Fallstudie Executive Coaching

Hintergrund:

Angela, Senior Executive eines europäischen multinationalen Konzerns, wurde als Leiter des Executive Management Teams in ein asiatisches Land geschickt.

Problembeschreibung:

In Asien angekommen, nahm Angela an, ihre Reputation als erfolgreiche Saniererin kränkelnder Ländergesellschaften wäre allgemein anerkannt und das neue Team begeistert über die bevorstehende Zusammenarbeit mit ihr. Sie hatte sich geirrt. Weder empfing man sie dankbar als „Retterin aus der europäischen Zentrale“ noch wurden ihre vergangenen Verdienste gewürdigt. Stattdessen warf man ihr mangelnde Führungsqualitäten vor.

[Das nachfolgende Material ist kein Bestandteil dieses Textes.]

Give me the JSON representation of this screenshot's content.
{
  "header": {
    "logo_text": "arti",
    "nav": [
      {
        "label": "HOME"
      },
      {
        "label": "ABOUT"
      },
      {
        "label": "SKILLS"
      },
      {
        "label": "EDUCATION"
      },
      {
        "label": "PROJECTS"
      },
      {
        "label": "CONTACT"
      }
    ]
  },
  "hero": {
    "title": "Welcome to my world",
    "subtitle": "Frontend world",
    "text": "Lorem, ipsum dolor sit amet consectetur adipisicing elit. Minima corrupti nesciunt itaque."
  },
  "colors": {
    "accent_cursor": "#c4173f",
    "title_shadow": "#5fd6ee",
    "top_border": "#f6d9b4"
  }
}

Eine „360 Grad Beurteilung“ ergab, dass Angela aus Sicht ihres Teams eine der schwächsten Führungspersönlichkeiten des Konzerns darstellte, der es an Erfahrung im Umgang mit Konflikten mangelte, die unfähig war vertrauensvolle Arbeitsbeziehungen aufzubauen und die zudem noch als wenig entscheidungsfreudig galt. Um als angesehene Führungskraft in ihrer neuen Aufgabe Erfolge zu erzielen musste Angela an diesen Schwachpunkten arbeiten.

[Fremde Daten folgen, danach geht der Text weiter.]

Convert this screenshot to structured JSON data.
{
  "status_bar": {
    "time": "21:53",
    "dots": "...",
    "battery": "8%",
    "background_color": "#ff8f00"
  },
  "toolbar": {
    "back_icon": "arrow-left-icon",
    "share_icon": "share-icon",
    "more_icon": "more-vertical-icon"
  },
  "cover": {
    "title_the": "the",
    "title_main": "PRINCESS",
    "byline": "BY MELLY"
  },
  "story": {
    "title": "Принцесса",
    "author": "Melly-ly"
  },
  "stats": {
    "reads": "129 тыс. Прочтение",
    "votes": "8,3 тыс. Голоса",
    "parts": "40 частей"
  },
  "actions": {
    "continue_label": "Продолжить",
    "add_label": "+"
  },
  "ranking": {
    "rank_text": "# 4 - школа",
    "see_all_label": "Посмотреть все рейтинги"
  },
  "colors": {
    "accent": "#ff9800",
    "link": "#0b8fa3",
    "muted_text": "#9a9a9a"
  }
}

Der CEO des Konzerns entschied, dass Angela Unterstützung durch einen professionellen Coach benötigte.

Coaching Ansatz:

Während unserer ersten Sitzung war Angela unglücklich und demoralisiert. Sie fühlte sich in einer ausweglosen Lage, gedemütigt und durcheinander. Aufgefordert ihre derzeitige Situation ausführlich zu beschreiben, beklagte sie sich über das Unverständnis und das Misstrauen welches ihr ihre neuen Teammitglieder entgegenbrachten. Sie konnte nicht verstehen, warum sie in ihrer neuen Aufgabe nicht wie gewohnt erfolgreich war.

Wir begannen damit, ein Template ihrer früheren Erfolge zu erstellen. Wie hatte sie damals agiert, wie hatte sie sich verhalten, an was hatte sie geglaubt? Wir wollten herausfinden, wie sie in der Zeit ihrer grössten Erfolge gedacht, geredet und gewirkt hatte. Danach begannen wir ein detailliertes Erfolgsrezept für Angela zu erstellen.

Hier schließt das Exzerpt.